State actors and communication-savvy ideologues seeking to advance destructive agendas reside in an era ripe for rhetorical menace. And they’re aided by millions of accomplices among the masses, of both the suspecting and unsuspecting variety. (Journalists with overly quick social media-sharing trigger fingers are most definitely included among the accomplices. I’ve been guilty of premature posting myself.)
While the magnitude of the problem could darken the optimism of even the most hopeful tech reform activist, some flickers of light appear to illuminate a pathway forward.
Social Scene
In poking around after the Trust Project meeting for relevant findings, I stumbled across new USC research that helps reveal how we should be focused on the architecture of social media platforms when identifying what has caused our current problems and how to fix them. When debating the way to repair our broken communications landscape, direct your attention to the tech wizards who manufacture the social web’s manipulative incentive systems.
The USC social scientists push back against the notion that misinformation largely spreads because people are ill-wired to distinguish fact from fiction.
We know misinformation is a worldwide hazard carrying socioeconomic and political consequences, the researchers note. But what primarily drives its spread? Even while acknowledging the power of confirmation bias, a different factor appears to be the fuel of misinformation’s digital engine.
“The answer lies in the reward structure on social media that encourages users to form habits of sharing news that engages others and attracts social recognition,” the researchers conclude in their findings, published last week in PNAS, a scientific journal. “Once users form these sharing habits, they respond automatically to recurring cues within the site and are relatively insensitive to the informational consequences of the news shared, whether the news is false or conflicts with their own political beliefs.”
It’s good news because people can fix the wiring of our algorithmically-structured digital machines whereas the core operating systems of us flesh and blood humans are more hardwired. (Although, admittedly, social media consumption can also rejigger our brains, other studies have shown).
If the researchers’ conclusion about what drives misinformation’s spread in our muddied information ecosystem is true (and, yeah, it’s true, although “no duh!” isn’t exactly a scientific argument) they deliver an important and encouraging empirical finding. It means, in essence, that human nature isn’t necessarily the unfixable, dominant cause for the spread of lies and unintentional falsehoods online.
You’ve Got Mail
The cause at hand is the reward structure of today’s social web, a digital universe with minimal resemblance to the early internet. We subsist in a worldwide web of digital communication that could, at least theoretically, be reengineered to operate in a fundamentally different and better way.

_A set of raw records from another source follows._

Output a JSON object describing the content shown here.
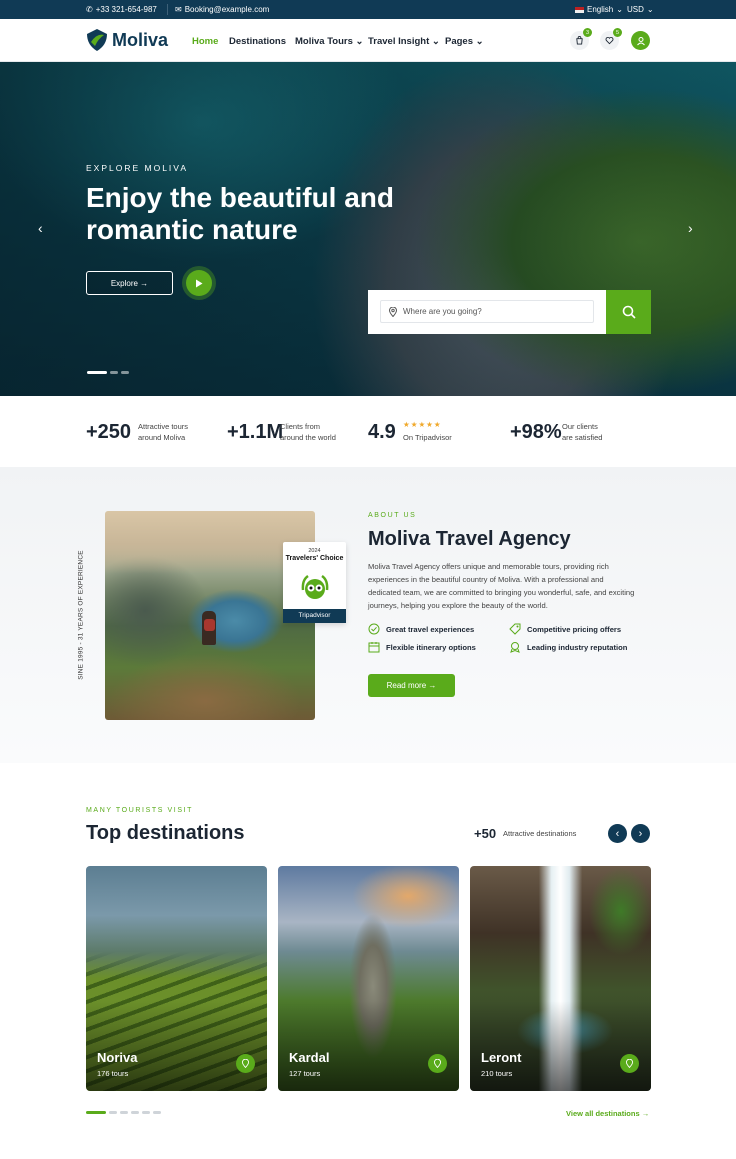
{
  "topbar": {
    "phone": "+33 321-654-987",
    "email": "Booking@example.com",
    "language": "English",
    "currency": "USD"
  },
  "nav": {
    "brand": "Moliva",
    "links": [
      "Home",
      "Destinations",
      "Moliva Tours",
      "Travel Insight",
      "Pages"
    ],
    "cart_count": "3",
    "wishlist_count": "5"
  },
  "hero": {
    "eyebrow": "EXPLORE MOLIVA",
    "title": "Enjoy the beautiful and romantic nature",
    "explore_label": "Explore →",
    "search_placeholder": "Where are you going?"
  },
  "stats": [
    {
      "num": "+250",
      "label1": "Attractive tours",
      "label2": "around Moliva"
    },
    {
      "num": "+1.1M",
      "label1": "Clients from",
      "label2": "around the world"
    },
    {
      "num": "4.9",
      "label1": "★★★★★",
      "label2": "On Tripadvisor"
    },
    {
      "num": "+98%",
      "label1": "Our clients",
      "label2": "are satisfied"
    }
  ],
  "about": {
    "side_text": "SINE 1995 - 31 YEARS OF EXPERIENCE",
    "award_year": "2024",
    "award_title": "Travelers' Choice",
    "award_brand": "Tripadvisor",
    "eyebrow": "ABOUT US",
    "title": "Moliva Travel Agency",
    "description": "Moliva Travel Agency offers unique and memorable tours, providing rich experiences in the beautiful country of Moliva. With a professional and dedicated team, we are committed to bringing you wonderful, safe, and exciting journeys, helping you explore the beauty of the world.",
    "features": [
      "Great travel experiences",
      "Competitive pricing offers",
      "Flexible itinerary options",
      "Leading industry reputation"
    ],
    "read_more": "Read more →"
  },
  "destinations": {
    "eyebrow": "MANY TOURISTS VISIT",
    "title": "Top destinations",
    "count": "+50",
    "count_label": "Attractive destinations",
    "cards": [
      {
        "name": "Noriva",
        "tours": "176 tours"
      },
      {
        "name": "Kardal",
        "tours": "127 tours"
      },
      {
        "name": "Leront",
        "tours": "210 tours"
      }
    ],
    "view_all": "View all destinations →"
  },
  "colors": {
    "primary": "#5aab1b",
    "dark": "#103a55"
  }
}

“In this research, we show that the structure of online sharing built into social platforms is more important than individual deficits in critical reasoning and partisan bias – commonly cited drivers of misinformation,” the paper states. “Due to the reward-based learning systems on social media, users form habits of sharing information that attracts others’ attention. Once habits form, information sharing is automatically activated by cues on the platform without users considering response outcomes such as spreading misinformation.”

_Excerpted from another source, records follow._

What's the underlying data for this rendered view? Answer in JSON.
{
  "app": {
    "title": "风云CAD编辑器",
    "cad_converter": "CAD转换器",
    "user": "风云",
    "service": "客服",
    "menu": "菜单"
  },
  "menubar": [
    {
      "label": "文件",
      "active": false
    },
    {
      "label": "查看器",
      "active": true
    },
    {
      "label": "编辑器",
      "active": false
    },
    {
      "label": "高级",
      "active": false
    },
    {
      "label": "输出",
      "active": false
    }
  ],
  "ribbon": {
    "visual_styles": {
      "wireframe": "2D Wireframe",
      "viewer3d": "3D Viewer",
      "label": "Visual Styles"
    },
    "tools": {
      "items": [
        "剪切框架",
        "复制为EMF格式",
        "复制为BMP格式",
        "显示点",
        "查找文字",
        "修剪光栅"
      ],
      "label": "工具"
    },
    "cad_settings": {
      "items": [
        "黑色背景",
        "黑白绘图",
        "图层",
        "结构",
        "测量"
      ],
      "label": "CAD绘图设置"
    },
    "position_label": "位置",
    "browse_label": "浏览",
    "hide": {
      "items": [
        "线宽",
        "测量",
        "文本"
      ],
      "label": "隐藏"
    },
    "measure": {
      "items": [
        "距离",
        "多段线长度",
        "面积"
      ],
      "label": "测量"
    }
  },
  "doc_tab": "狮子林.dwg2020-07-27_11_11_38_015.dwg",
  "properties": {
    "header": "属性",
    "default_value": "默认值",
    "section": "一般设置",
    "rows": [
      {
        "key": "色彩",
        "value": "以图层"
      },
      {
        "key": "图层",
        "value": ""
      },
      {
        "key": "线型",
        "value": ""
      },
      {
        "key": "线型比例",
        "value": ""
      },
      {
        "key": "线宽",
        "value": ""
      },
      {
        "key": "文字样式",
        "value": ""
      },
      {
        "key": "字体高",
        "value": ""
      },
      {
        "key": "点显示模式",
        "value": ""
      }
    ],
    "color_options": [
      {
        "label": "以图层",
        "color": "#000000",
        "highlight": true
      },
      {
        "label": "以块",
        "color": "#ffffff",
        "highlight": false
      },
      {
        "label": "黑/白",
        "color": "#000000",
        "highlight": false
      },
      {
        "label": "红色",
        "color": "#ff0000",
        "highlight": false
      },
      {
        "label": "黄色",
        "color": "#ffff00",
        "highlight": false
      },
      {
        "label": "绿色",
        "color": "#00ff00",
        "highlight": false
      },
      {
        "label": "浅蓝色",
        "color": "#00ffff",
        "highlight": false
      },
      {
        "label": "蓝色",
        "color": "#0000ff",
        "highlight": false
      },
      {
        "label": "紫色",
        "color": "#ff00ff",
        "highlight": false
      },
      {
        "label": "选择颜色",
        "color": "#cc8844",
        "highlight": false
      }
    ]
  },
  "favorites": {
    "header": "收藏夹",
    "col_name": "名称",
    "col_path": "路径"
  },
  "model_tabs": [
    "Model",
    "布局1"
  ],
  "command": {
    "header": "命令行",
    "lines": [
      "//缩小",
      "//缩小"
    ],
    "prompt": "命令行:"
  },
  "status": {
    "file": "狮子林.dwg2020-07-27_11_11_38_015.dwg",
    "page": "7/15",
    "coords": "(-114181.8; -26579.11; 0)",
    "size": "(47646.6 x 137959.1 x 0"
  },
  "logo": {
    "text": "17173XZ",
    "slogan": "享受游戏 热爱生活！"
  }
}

But you might be asking yourself what exactly the social media sites can even be expected to do? The short answer is plenty.
I caught up with the lead author of the paper, Dr. Gizem Ceylanam, a behavioral scientist and postdoctoral researcher at the Yale School of Management who received her Ph.D. from USC, where her group started the project.
For starters, she noted how social platforms should stop taking popularity as a signal for quality. Currently, the social sites prioritize content that receives popular attention in the form of likes and shares. Algorithms focus on this content and distribute it widely.
“But what we find is that the popular content is also likely to be sensational, emotionally provoking, and false,” Ceylanam told me in an e-mail interview last Friday.
Platform Pivots
She also stressed how algorithmic de-prioritization of unverified news is needed. When posts generate quick likes and shares, the algorithm amplifies the content’s visibility.
The platforms should introduce an embargo or verification period, Ceylanam suggested. After information is verified, the platforms would then continue making it visible. If it is not correct, then the algorithm can be designed to de-prioritize this information.
“This is in line with the notion of ‘friction’ in habits literature,” she said. “If a behavior is habitual, you add friction and make that behavior hard to execute. Over time, this leads to extinction of that behavior.”
She also suggested the platforms add buttons to incentivize truthful sharing such as “Fact-Check” or “Skip.” People would then see how many others might have clicked those buttons before them.
There’s an added benefit to this tactic too. The buttons would serve as digital signals to readers that they should always be keeping the notion of truth in mind when consuming content online, Ceylanam observed.
“Also, if so many people fact-checked a piece of news, then it will signal that there is something fishy about it or something that needs to be verified,” Ceylanam argued. “Currently, with only likes, shares, emoji buttons, the only thing on people’s minds is whether their content is going to generate popularity and social approval they seek out on the platform.”
Power Play
To those who fret about giving tech platforms too much influence over the flow of information, I say you’re very right to worry. It’s unsettling to consider the power these massive corporations possess to stifle the spread of unpopular ideas from left, right or center.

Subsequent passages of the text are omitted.